The sights include the sailing port of Aeroskobeing, which calls itself "the fair-tale town," the sailing and merchant port of Marstal, which could equally call itself a fairy-tale town, and the thatch-roofed farmhouses almost everywhere on the island.
Aeroeskoebing's variegated pastel-colored houses, which crowd the narrow cobblestone streets, have step tile roofs that sweep down almost to within arm's reach of pedestrians. They are of brick or half-timber construction, with antique blue or green doors, curved glass panes, and discreet mirrors fastened outside windows so that a resident sitting in a rocking chair inside can keep tabs on all street activities. The houses are fronted by a profusion of dusty pink or purple hollyhocks growing straight out of the cobblestone.

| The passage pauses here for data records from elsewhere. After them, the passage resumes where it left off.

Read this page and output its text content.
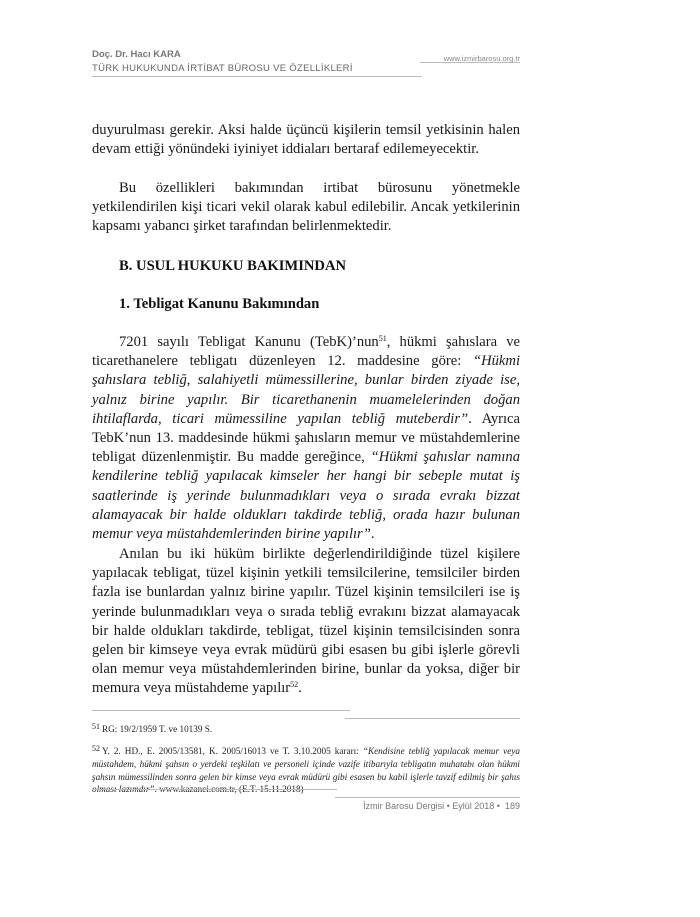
Doç. Dr. Hacı KARA
TÜRK HUKUKUNDA İRTİBAT BÜROSU VE ÖZELLİKLERİ
www.izmirbarosu.org.tr
duyurulması gerekir. Aksi halde üçüncü kişilerin temsil yetkisinin halen devam ettiği yönündeki iyiniyet iddiaları bertaraf edilemeyecektir.
Bu özellikleri bakımından irtibat bürosunu yönetmekle yetkilendirilen kişi ticari vekil olarak kabul edilebilir. Ancak yetkilerinin kapsamı yabancı şirket tarafından belirlenmektedir.
B. USUL HUKUKU BAKIMINDAN
1. Tebligat Kanunu Bakımından
7201 sayılı Tebligat Kanunu (TebK)’nun$^{51}$, hükmi şahıslara ve ticarethanelere tebligatı düzenleyen 12. maddesine göre: “Hükmi şahıslara tebliğ, salahiyetli mümessillerine, bunlar birden ziyade ise, yalnız birine yapılır. Bir ticarethanenin muamelelerinden doğan ihtilaflarda, ticari mümessiline yapılan tebliğ muteberdir”. Ayrıca TebK’nun 13. maddesinde hükmi şahısların memur ve müstahdemlerine tebligat düzenlenmiştir. Bu madde gereğince, “Hükmi şahıslar namına kendilerine tebliğ yapılacak kimseler her hangi bir sebeple mutat iş saatlerinde iş yerinde bulunmadıkları veya o sırada evrakı bizzat alamayacak bir halde oldukları takdirde tebliğ, orada hazır bulunan memur veya müstahdemlerinden birine yapılır”.
Anılan bu iki hüküm birlikte değerlendirildiğinde tüzel kişilere yapılacak tebligat, tüzel kişinin yetkili temsilcilerine, temsilciler birden fazla ise bunlardan yalnız birine yapılır. Tüzel kişinin temsilcileri ise iş yerinde bulunmadıkları veya o sırada tebliğ evrakını bizzat alamayacak bir halde oldukları takdirde, tebligat, tüzel kişinin temsilcisinden sonra gelen bir kimseye veya evrak müdürü gibi esasen bu gibi işlerle görevli olan memur veya müstahdemlerinden birine, bunlar da yoksa, diğer bir memura veya müstahdeme yapılır$^{52}$.
51 RG: 19/2/1959 T. ve 10139 S.
52 Y. 2. HD., E. 2005/13581, K. 2005/16013 ve T. 3.10.2005 kararı: “Kendisine tebliğ yapılacak memur veya müstahdem, hükmi şahsın o yerdeki teşkilatı ve personeli içinde vazife itibarıyla tebligatın muhatabı olan hükmi şahsın mümessilinden sonra gelen bir kimse veya evrak müdürü gibi esasen bu kabil işlerle tavzif edilmiş bir şahıs olması lazımdır”. www.kazanci.com.tr, (E.T. 15.11.2018)
İzmir Barosu Dergisi • Eylül 2018 • 189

Marstal has the same houses and the same hollyhocks, but it also has a merchant officers' school, an active drydock -- and bearded bench sitters who surely are retired sea captains. Marstal is especially proud that its harbor was built by Aeroe peasants themselves in 1825, after the king had turned down the islanders' request for royal help in constructing one. In the heyday of sailing ships some 400 vessels set out on their voyages from Marstal.
As for the farmhouses, they are the gems of the island. Most have trim thatch roofs. Many are built on the old U-shaped layout, with the connected barn and house surrounding a cobblestone or cinder courtyard that is thus shielded from snow and winter cold. All the farmhouses are decorated with gardens overflowing with lavender, hollyhock, or prolific roses.
Tourists may stay overnight in hotels, rooms in private houses, the one youth hostel, or campgrounds. (Campers are advised to bring tents, since it has been known to rain on Aeroe.) One further possibility is arranging to live in a farmhouse through a Danish travel agency.